When it comes to color, the possibilities are almost unlimited. Hair styling products that add varying hues to lackluster locks or completely change an individual's nature-made mane are an industry all their own. From permanent dyes to temporary tints, glazes, cellophanes, and metallic sprays, men and women can turn back the hands of time or create a whole new persona just with a little bit of color. Mahogany highlights, purple streaks, or a hint of henna goes a long way in enhancing a naturally beautiful mane or creating drama for a special occasion. But coloring is not something that should be attempted at home. Cosmetologists are expert at applying the right formula to create a desired look. Instead of winding up with ghastly green locks, individuals should rely on the professionals to use exacting coloring applications for the best results.
The process of turning straight strands to curly and curly to straight requires hair styling products, such as chemical relaxers or permanent wave creams. Improving on nature is an art in itself. Regardless of ethnic background, everyone has one or more of three distinct wave patterns: curly, wavy, or straight; and different patterns can actually exist on the same head. Curly strands create spirals in varying degrees of tightness -- from loose to extremely curly, or what some term as kinky.
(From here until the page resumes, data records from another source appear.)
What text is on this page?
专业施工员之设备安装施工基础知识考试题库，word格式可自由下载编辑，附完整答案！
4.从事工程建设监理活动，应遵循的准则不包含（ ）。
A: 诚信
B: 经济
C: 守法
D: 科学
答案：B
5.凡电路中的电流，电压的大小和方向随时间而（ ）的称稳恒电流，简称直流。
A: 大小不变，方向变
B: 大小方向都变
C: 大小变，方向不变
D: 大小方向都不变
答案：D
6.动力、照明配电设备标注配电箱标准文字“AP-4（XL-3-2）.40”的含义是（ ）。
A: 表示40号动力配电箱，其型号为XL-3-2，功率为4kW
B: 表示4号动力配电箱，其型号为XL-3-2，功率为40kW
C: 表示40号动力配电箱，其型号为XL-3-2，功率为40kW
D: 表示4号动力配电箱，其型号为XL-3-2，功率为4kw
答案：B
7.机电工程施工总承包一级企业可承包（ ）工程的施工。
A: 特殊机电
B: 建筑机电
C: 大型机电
Asians, Europeans, and Caucasians generally have straight or wavy strands, while an African American pattern is typically curly to kinky. However, exceptions to the rule are individuals of African American descent that have bone straight strands and Caucasians with nappy or kinky locks. There are literally hundreds of products on the market which can either release the wave pattern to make curly and kinky strands straighter or tighten the pattern to make sleek manes cascade in voluminous spirals.
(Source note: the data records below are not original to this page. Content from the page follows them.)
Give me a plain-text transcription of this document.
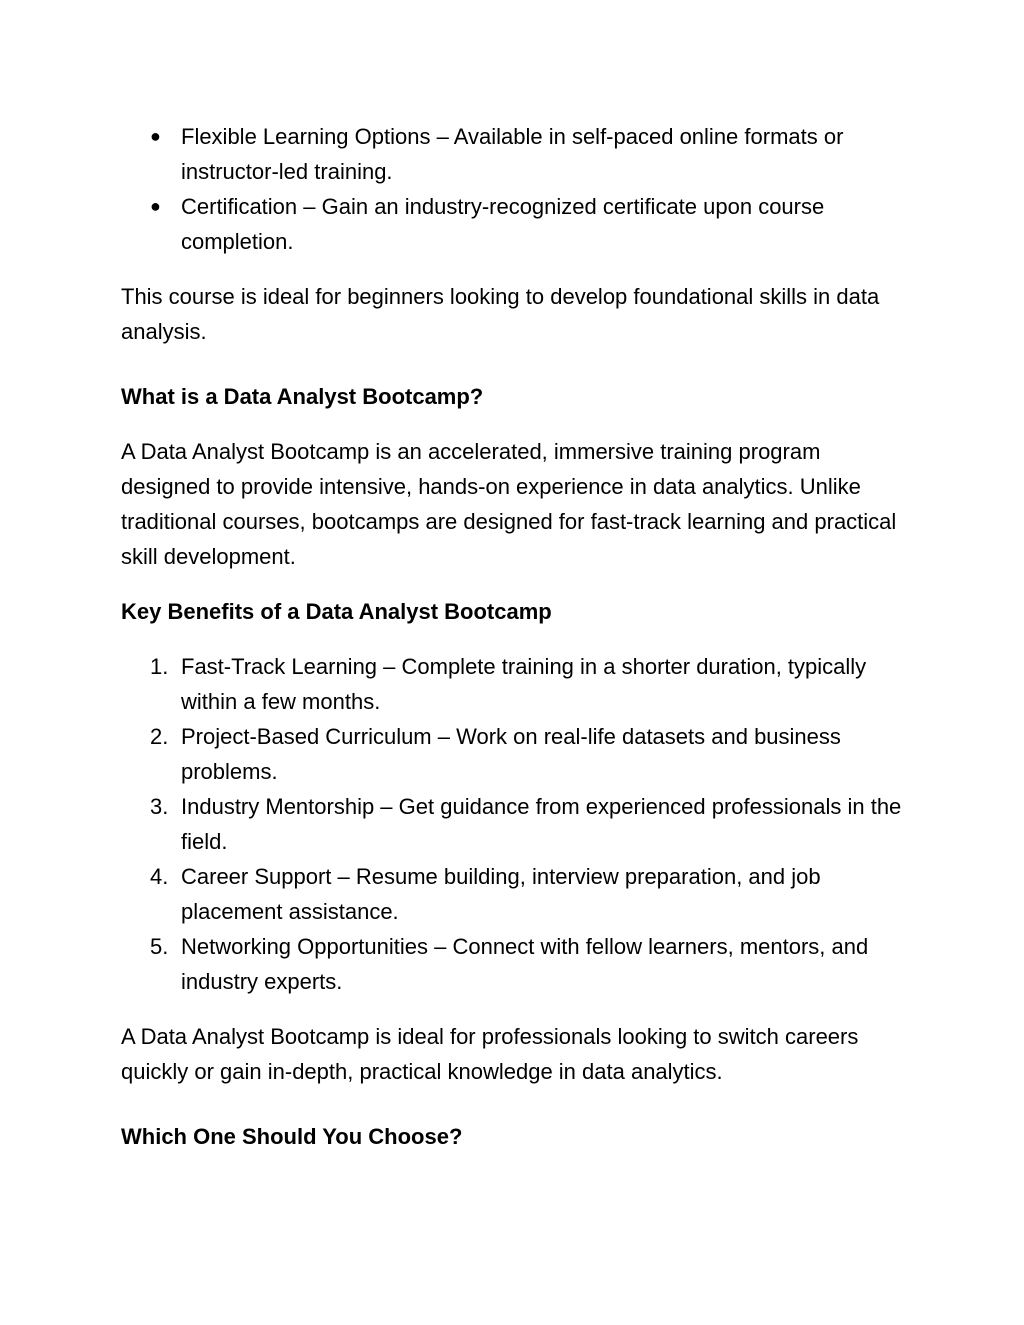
● Flexible Learning Options – Available in self-paced online formats or instructor-led training.
● Certification – Gain an industry-recognized certificate upon course completion.

This course is ideal for beginners looking to develop foundational skills in data analysis.

What is a Data Analyst Bootcamp?

A Data Analyst Bootcamp is an accelerated, immersive training program designed to provide intensive, hands-on experience in data analytics. Unlike traditional courses, bootcamps are designed for fast-track learning and practical skill development.

Key Benefits of a Data Analyst Bootcamp

1. Fast-Track Learning – Complete training in a shorter duration, typically within a few months.
2. Project-Based Curriculum – Work on real-life datasets and business problems.
3. Industry Mentorship – Get guidance from experienced professionals in the field.
4. Career Support – Resume building, interview preparation, and job placement assistance.
5. Networking Opportunities – Connect with fellow learners, mentors, and industry experts.

A Data Analyst Bootcamp is ideal for professionals looking to switch careers quickly or gain in-depth, practical knowledge in data analytics.

Which One Should You Choose?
Other than using relaxers, cold waves, shampoos, and conditioners to tame an unruly mane, cosmetologists also rely on heated appliances. Curling irons, flat irons, crimping irons, pressing combs, blow dryers, hot curlers, and clippers are all part of a hair styling products arsenal to coax resistant strands into submission. Because the cuticle is primarily composed of protein, when heat is applied wave patterns are temporarily altered. However, chemicals permanently change wave patterns or textures and altered strands must grow out from the scalp in order for original textures to be restored. A skilled beautician or barber will know the right amount of heat and the right chemical to use to lessen damage, prevent breakage, and maintain styles.
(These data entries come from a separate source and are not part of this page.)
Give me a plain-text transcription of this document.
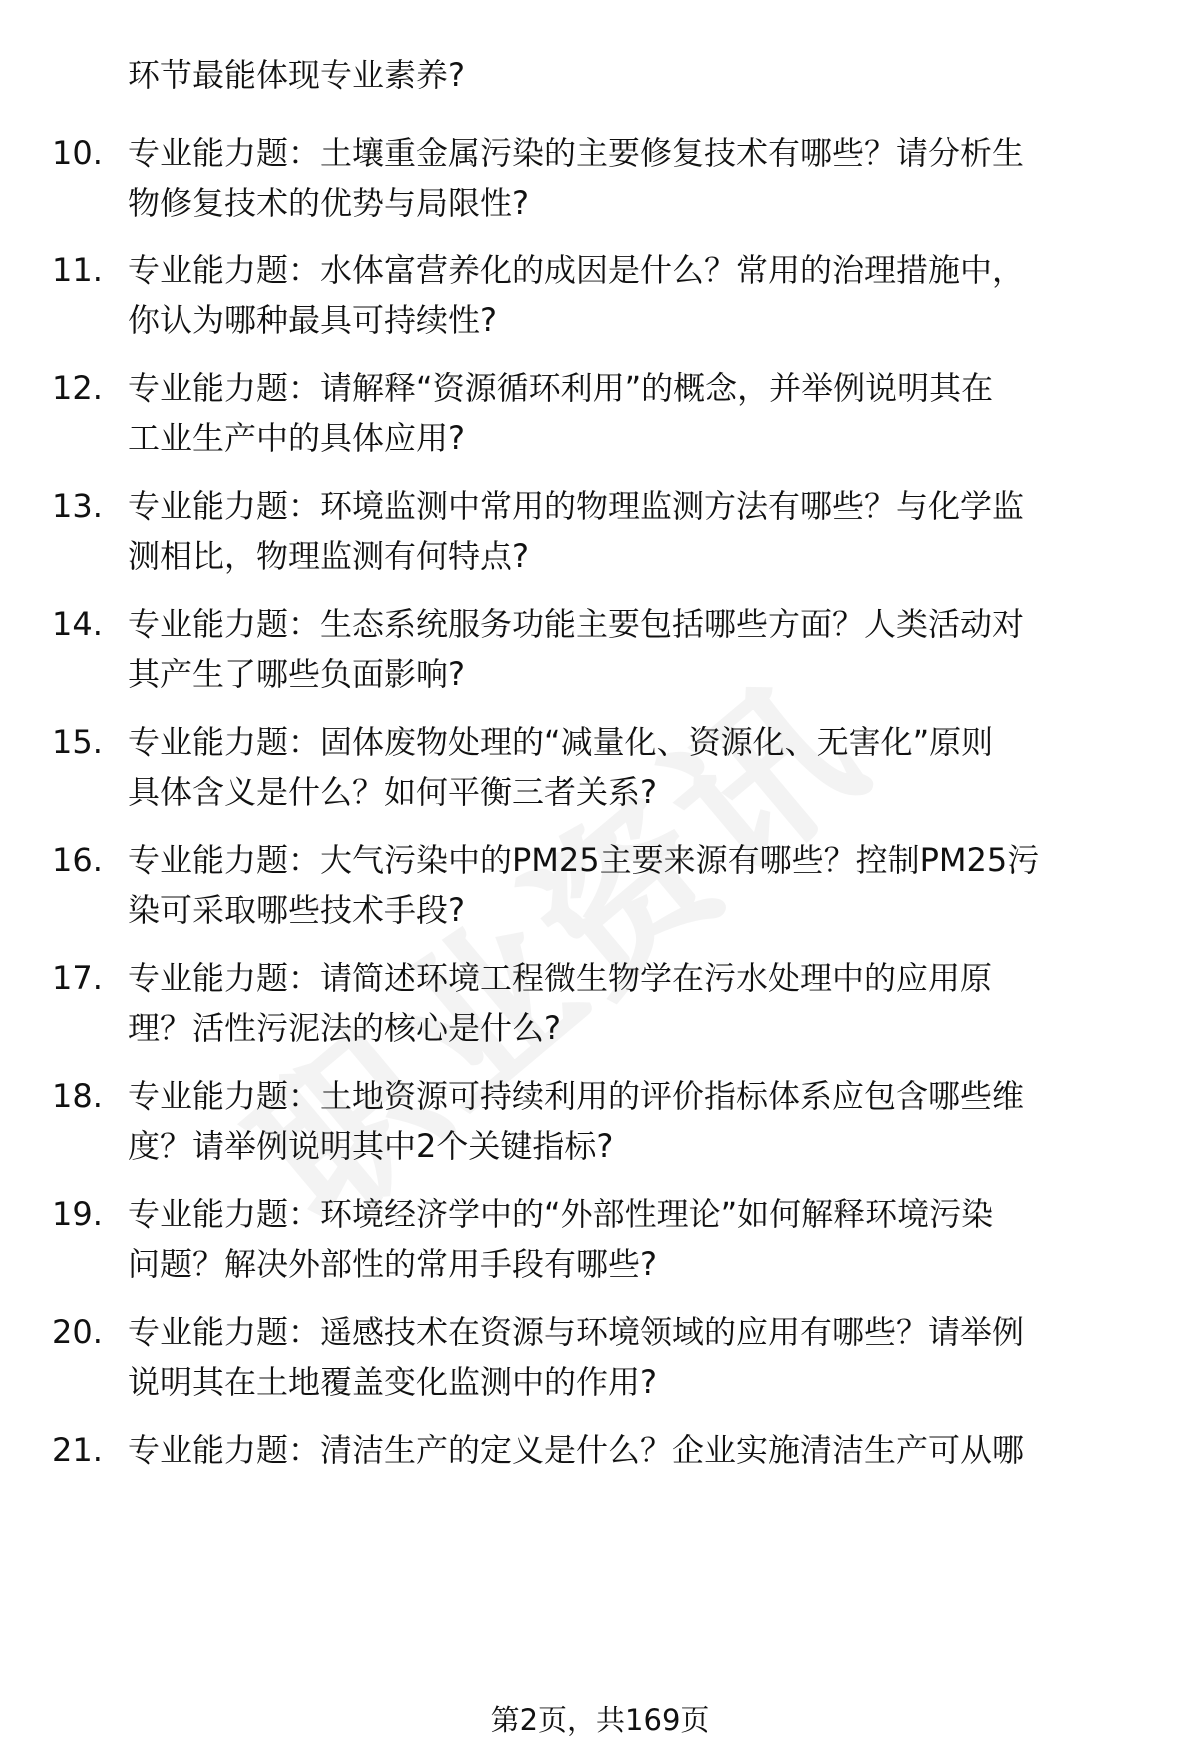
环节最能体现专业素养?
10. 专业能力题：土壤重金属污染的主要修复技术有哪些？请分析生
物修复技术的优势与局限性?
11. 专业能力题：水体富营养化的成因是什么？常用的治理措施中，
你认为哪种最具可持续性?
12. 专业能力题：请解释“资源循环利用”的概念，并举例说明其在
工业生产中的具体应用?
13. 专业能力题：环境监测中常用的物理监测方法有哪些？与化学监
测相比，物理监测有何特点?
14. 专业能力题：生态系统服务功能主要包括哪些方面？人类活动对
其产生了哪些负面影响?
15. 专业能力题：固体废物处理的“减量化、资源化、无害化”原则
具体含义是什么？如何平衡三者关系?
16. 专业能力题：大气污染中的PM25主要来源有哪些？控制PM25污
染可采取哪些技术手段?
17. 专业能力题：请简述环境工程微生物学在污水处理中的应用原
理？活性污泥法的核心是什么?
18. 专业能力题：土地资源可持续利用的评价指标体系应包含哪些维
度？请举例说明其中2个关键指标?
19. 专业能力题：环境经济学中的“外部性理论”如何解释环境污染
问题？解决外部性的常用手段有哪些?
20. 专业能力题：遥感技术在资源与环境领域的应用有哪些？请举例
说明其在土地覆盖变化监测中的作用?
21. 专业能力题：清洁生产的定义是什么？企业实施清洁生产可从哪
第2页，共169页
Without the availability of hair styling products that provide versatility and the ability to change the texture of one's mane, men and women would be bound to wave patterns and features they find unbecoming. Thanks to professional stylists and innovative beauty techniques and products, anyone from any ethnic background can attain a more self-satisfying appearance. For those who prefer their natural, God-given beauty, certain hair styling products can enhance and strengthen naturally kinky or straight locks. Today almost any look: from bald, to cropped, curly, kinky, dreadlocked, sleek and straight are totally acceptable. The key to attaining healthy, vibrant strands -- no matter what the length, texture, or color -- is using the right products specifically made for uniquely individual types.